Dr Mallett said more needs to be done to divert and support young people who have already started committing crimes, and the new bail laws introduced last month are not the answer.
"While I understand the community's concerns and the need for safety … we know that simply locking them up isn't going to solve this problem," she said, adding that Indigenous young people would be disproportionately affected.
Forty-year-old Gomeroi man Buddy Hippi, spent his youth in neighbouring Boggabilla, a town that also wrestles with youth crime rates.
He now runs a local youth and community organisation and welcomed the government's announcement.
"We need more mentor programs within the community, run by community for community," he said.
"That grass roots level has a big impact. We know the government are standing up with that and driving that."
The government's announcement comes six weeks after Mr Minns last visited Moree to hear from local residents, after videos of teenagers breaking into motel rooms and bashing at front doors with golf clubs circulated on the internet.
People living in the town are eight times more likely to have their homes broken into and almost seven times more likely to have their car stolen than the average NSW Resident, according to figures from the Bureau of Crime Statistics and Research.
Following that visit, the government rushed through the new bail laws, which apply to people between 14 and 18 years old who are charged with committing certain serious break and enter and motor vehicle theft offences while on bail for similar crimes.

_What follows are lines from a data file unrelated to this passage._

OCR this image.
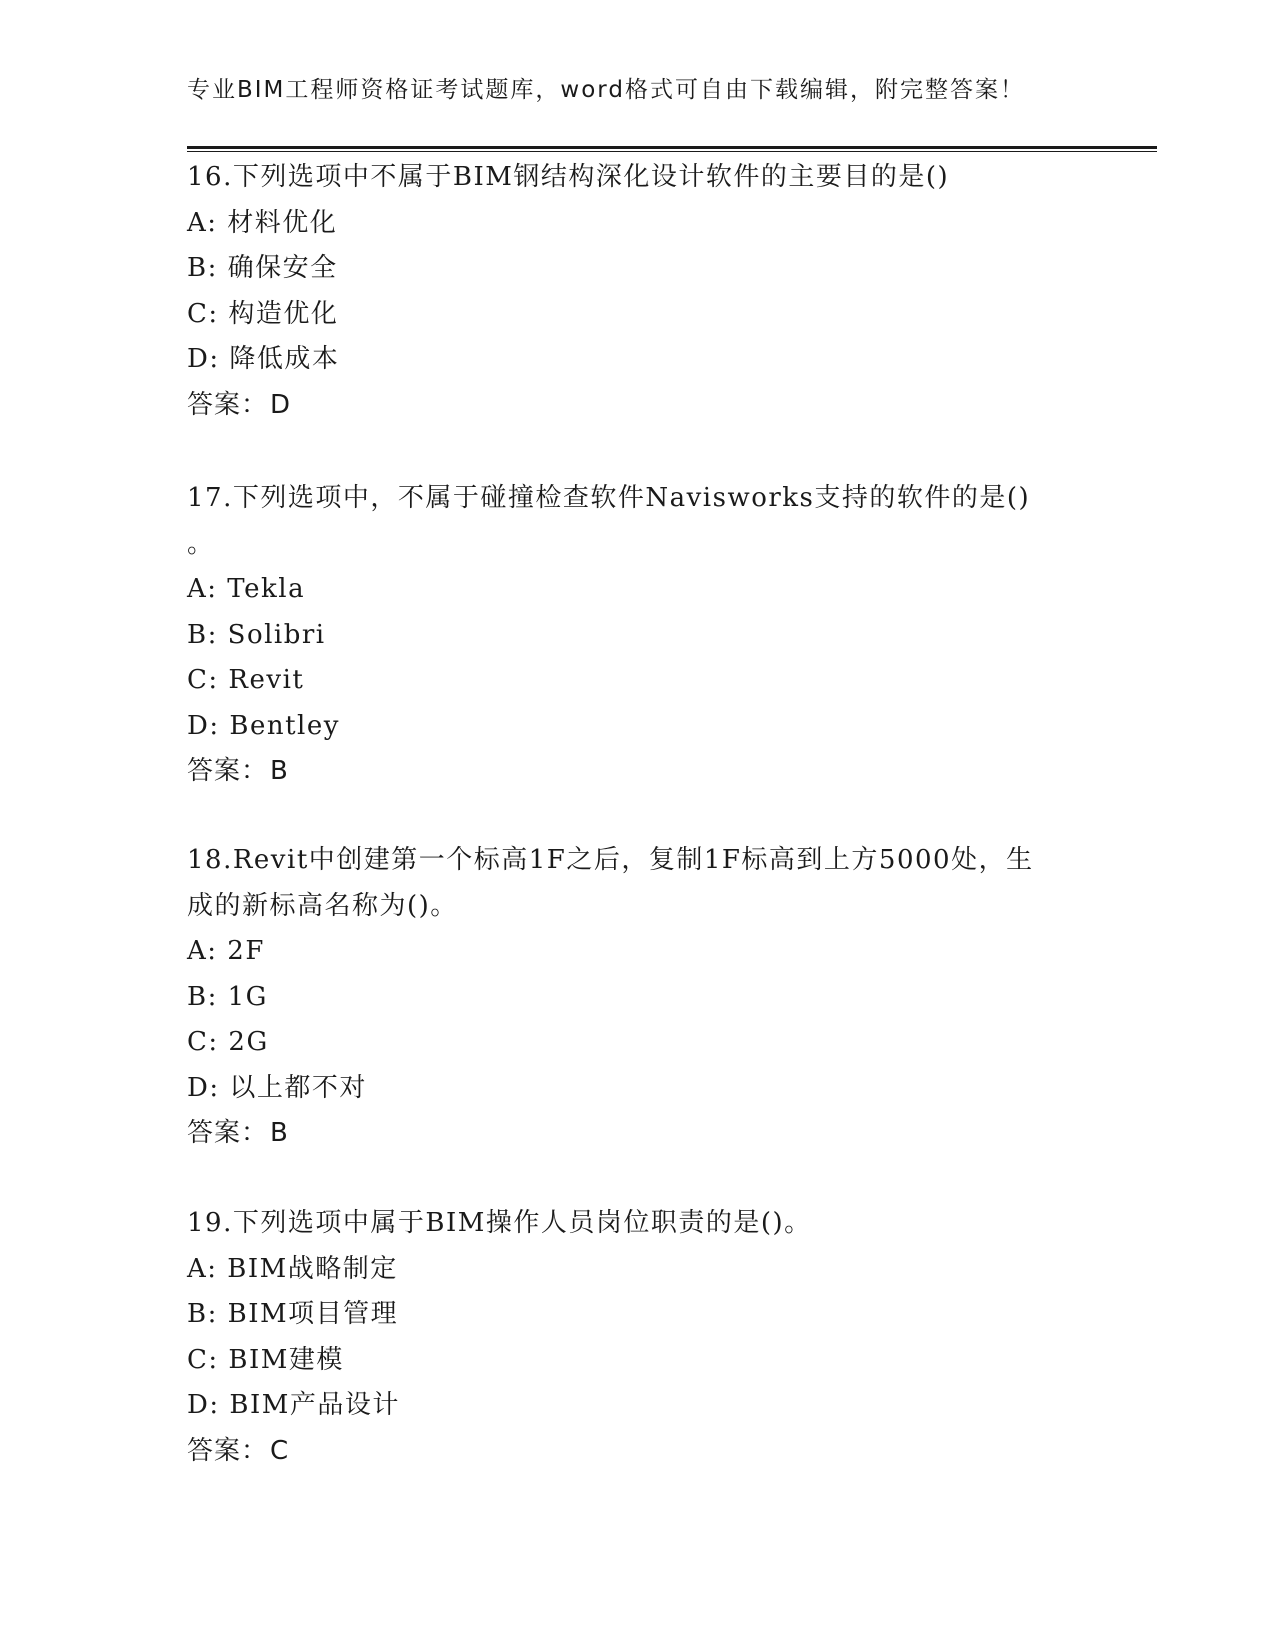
专业BIM工程师资格证考试题库，word格式可自由下载编辑，附完整答案！

16.下列选项中不属于BIM钢结构深化设计软件的主要目的是()

A: 材料优化

B: 确保安全

C: 构造优化

D: 降低成本

答案：D

17.下列选项中，不属于碰撞检查软件Navisworks支持的软件的是()

。

A: Tekla

B: Solibri

C: Revit

D: Bentley

答案：B

18.Revit中创建第一个标高1F之后，复制1F标高到上方5000处，生

成的新标高名称为()。

A: 2F

B: 1G

C: 2G

D: 以上都不对

答案：B

19.下列选项中属于BIM操作人员岗位职责的是()。

A: BIM战略制定

B: BIM项目管理

C: BIM建模

D: BIM产品设计

答案：C
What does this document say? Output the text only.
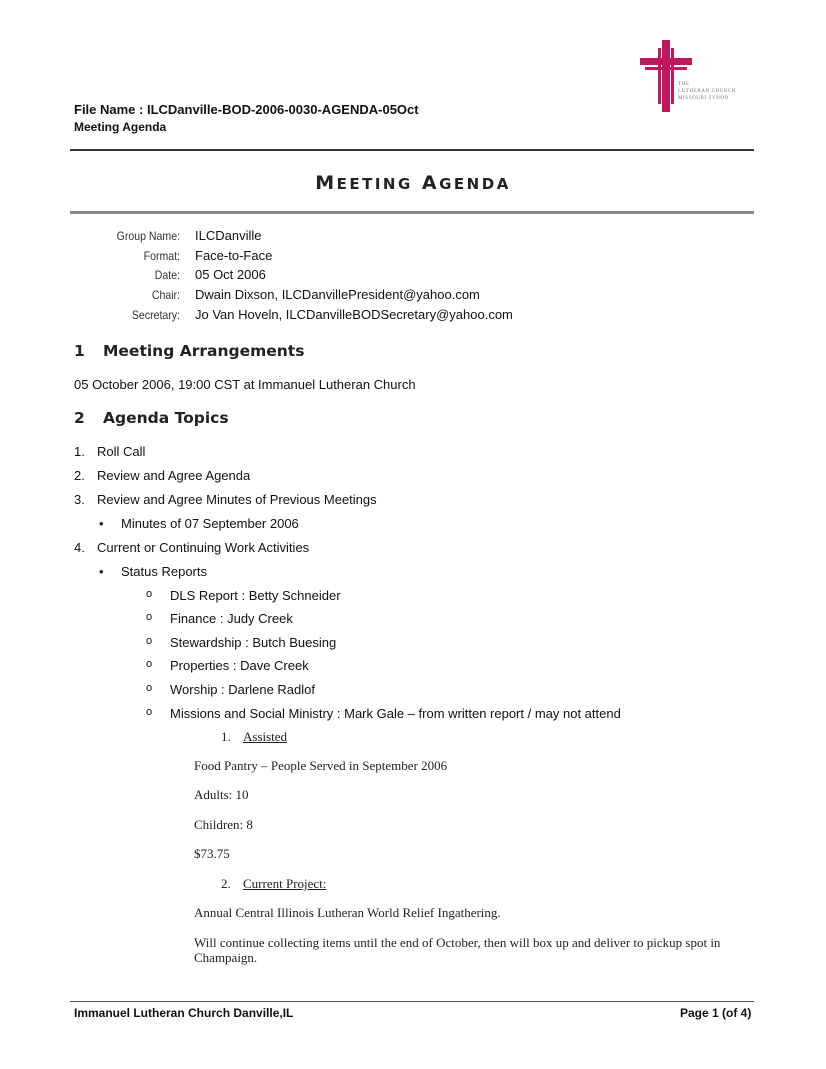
THE
LUTHERAN CHURCH
MISSOURI SYNOD
File Name : ILCDanville-BOD-2006-0030-AGENDA-05Oct
Meeting Agenda
MEETING AGENDA
Group Name: ILCDanville
Format: Face-to-Face
Date: 05 Oct 2006
Chair: Dwain Dixson, ILCDanvillePresident@yahoo.com
Secretary: Jo Van Hoveln, ILCDanvilleBODSecretary@yahoo.com
1 Meeting Arrangements
05 October 2006, 19:00 CST at Immanuel Lutheran Church
2 Agenda Topics
1. Roll Call
2. Review and Agree Agenda
3. Review and Agree Minutes of Previous Meetings
• Minutes of 07 September 2006
4. Current or Continuing Work Activities
• Status Reports
o DLS Report : Betty Schneider
o Finance : Judy Creek
o Stewardship : Butch Buesing
o Properties : Dave Creek
o Worship : Darlene Radlof
o Missions and Social Ministry : Mark Gale – from written report / may not attend
1. Assisted
Food Pantry – People Served in September 2006
Adults: 10
Children: 8
$73.75
2. Current Project:
Annual Central Illinois Lutheran World Relief Ingathering.
Will continue collecting items until the end of October, then will box up and deliver to pickup spot in
Champaign.
Immanuel Lutheran Church Danville,IL	Page 1 (of 4)
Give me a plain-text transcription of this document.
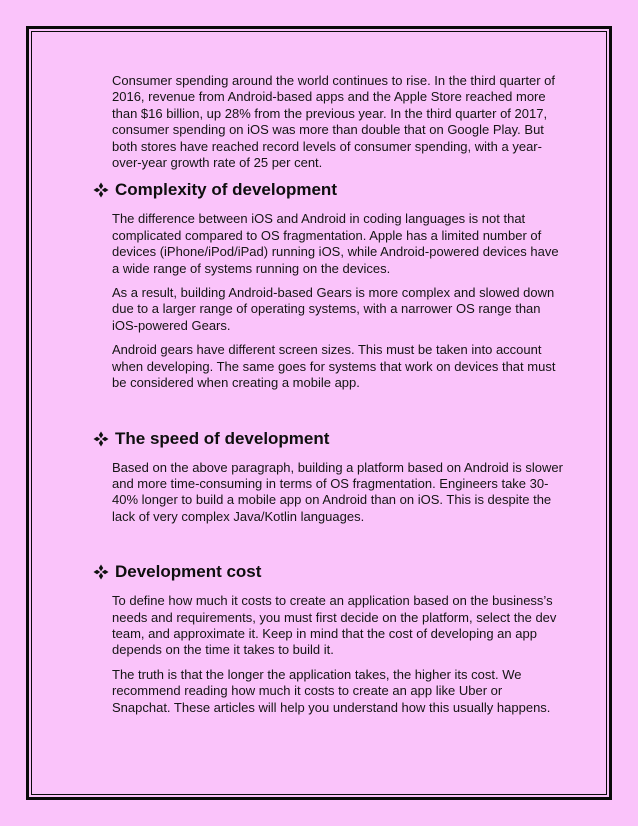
Consumer spending around the world continues to rise. In the third quarter of 2016, revenue from Android-based apps and the Apple Store reached more than $16 billion, up 28% from the previous year. In the third quarter of 2017, consumer spending on iOS was more than double that on Google Play. But both stores have reached record levels of consumer spending, with a year-over-year growth rate of 25 per cent.

Complexity of development

The difference between iOS and Android in coding languages is not that complicated compared to OS fragmentation. Apple has a limited number of devices (iPhone/iPod/iPad) running iOS, while Android-powered devices have a wide range of systems running on the devices.

As a result, building Android-based Gears is more complex and slowed down due to a larger range of operating systems, with a narrower OS range than iOS-powered Gears.

Android gears have different screen sizes. This must be taken into account when developing. The same goes for systems that work on devices that must be considered when creating a mobile app.

The speed of development

Based on the above paragraph, building a platform based on Android is slower and more time-consuming in terms of OS fragmentation. Engineers take 30-40% longer to build a mobile app on Android than on iOS. This is despite the lack of very complex Java/Kotlin languages.

Development cost

To define how much it costs to create an application based on the business’s needs and requirements, you must first decide on the platform, select the dev team, and approximate it. Keep in mind that the cost of developing an app depends on the time it takes to build it.

The truth is that the longer the application takes, the higher its cost. We recommend reading how much it costs to create an app like Uber or Snapchat. These articles will help you understand how this usually happens.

Previously magistrates could only deny bail to young people if they were believed to present and "unacceptable risk" of reoffending.
But now in order to grant bail they need to have a "high degree of confidence" a young person will not commit a further serious indictable offence.
When he announced the new bail laws Mr Minns conceded that they would likely lead to more Indigenous children being put behind bars.
"I'm being honest, I think it will lead to increased incarceration, but our hope is in the long run, with intervention and support, that changes," he said.